I want to run two different MPI codes on the same set of nodes with different process placement configurations.
I'm running two MPI codes, one with -np = 8 and the other with -np = 2. For the -np=8 case, I want to place ranks [0, 1, 2, 3] from the first mpiexec on node0 and ranks [4, 5, 6, 7] from the second mpiexec on node1.
For the -np=2 case, I want to place rank [0] on node0 and rank [1] on node1.
I've tried -ppn, -perhost, I_MPI_PERHOST, all the options available here, Intel process placement but none of them are working.

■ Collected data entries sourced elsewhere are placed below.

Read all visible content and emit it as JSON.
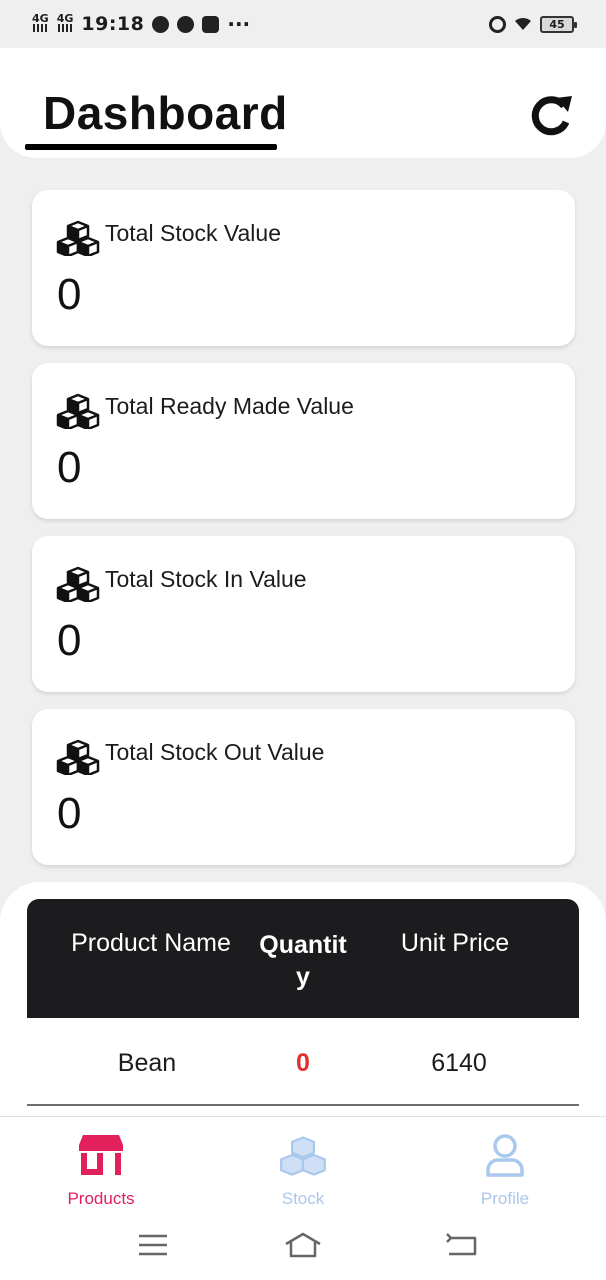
{
  "status_bar": {
    "net1": "4G",
    "net2": "4G",
    "time": "19:18",
    "dots": "···",
    "battery": "45"
  },
  "header": {
    "title": "Dashboard"
  },
  "cards": [
    {
      "label": "Total Stock Value",
      "value": "0"
    },
    {
      "label": "Total Ready Made Value",
      "value": "0"
    },
    {
      "label": "Total Stock In Value",
      "value": "0"
    },
    {
      "label": "Total Stock Out Value",
      "value": "0"
    }
  ],
  "table": {
    "headers": {
      "name": "Product Name",
      "quantity": "Quantity",
      "price": "Unit Price"
    },
    "rows": [
      {
        "name": "Bean",
        "quantity": "0",
        "price": "6140"
      }
    ]
  },
  "nav": {
    "items": [
      {
        "label": "Products",
        "icon": "store-icon",
        "active": true
      },
      {
        "label": "Stock",
        "icon": "boxes-icon",
        "active": false
      },
      {
        "label": "Profile",
        "icon": "user-icon",
        "active": false
      }
    ]
  },
  "colors": {
    "accent": "#e2205c",
    "inactive": "#a9c8ee",
    "table_header": "#1c1c1e",
    "quantity_zero": "#e0312f"
  }
}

My scripts are directly inheriting options from SBATCH instead of local settings. Please don't suggest srun; there's some issue with mpi and srun. I'm unable to run mpi with srun on multiple nodes (PMI error); mpiexec directly works on multiple nodes.
Is there any way I can achieve the above task? Here's the SBATCH script I'm currently using.
#!/bin/bash
#SBATCH -p small
#SBATCH -N 2
#SBATCH --exclusive
#SBATCH --time=01:00:00
#SBATCH --error=err.out
#SBATCH --output=out.out
#SBATCH --ntasks=10
module load compiler/intel/2018.2.199
module load apps/ucx/ucx_1.13.1
source /opt/ohpc/pub/apps/intel/2018_2/compilers_and_libraries_2018.2.199/linux/mpi/intel64/bin/mpivars.sh intel64
export I_MPI_FALLBACK=disable
#--> First mpiexec
mpiexec.hydra -n 8 ./hello.out &
#--> Second mpiexe
mpiexec.hydra -n 2 ./world.out &
wait
Here my first mpiexec runs ranks [0,1,2,3,4] on node0 and [5,6,7] on node1 where as my second mpiexec runs ranks [0,1] on node 0.

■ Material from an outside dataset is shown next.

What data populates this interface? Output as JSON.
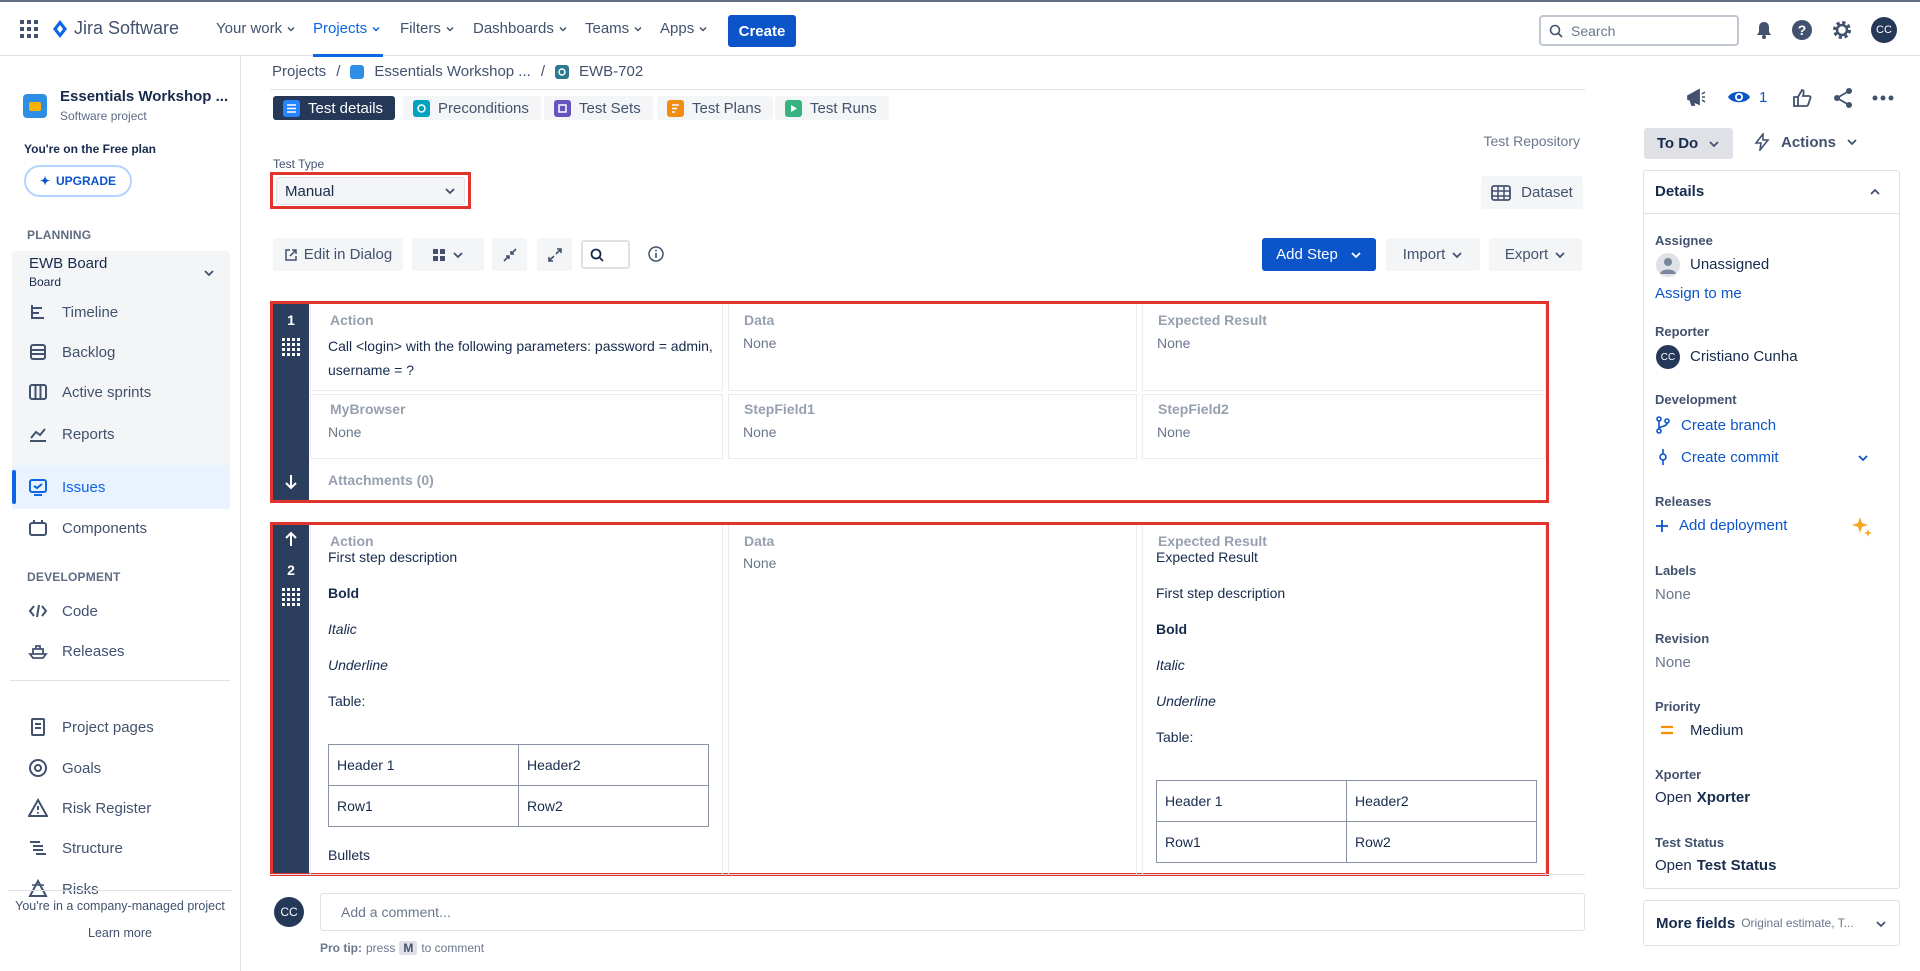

I want my first mpiexec to run ranks [0,1,2,3] on node0 and ranks [4,5,6,7] on node1 I want my second mpiexec to run rank [0] on node0 and rank [1] on node1
I can't use srun I can only use mpiexec
Is there any way I can set local settings to each mpiexec? Any suggestions will be helpful
The issue was with the version of Intel MPI.
Using the latest version of Intel MPI fixed the issue.
I credit Gilles Gouaillardet for the solution. Please refer to the comments section for the discussion.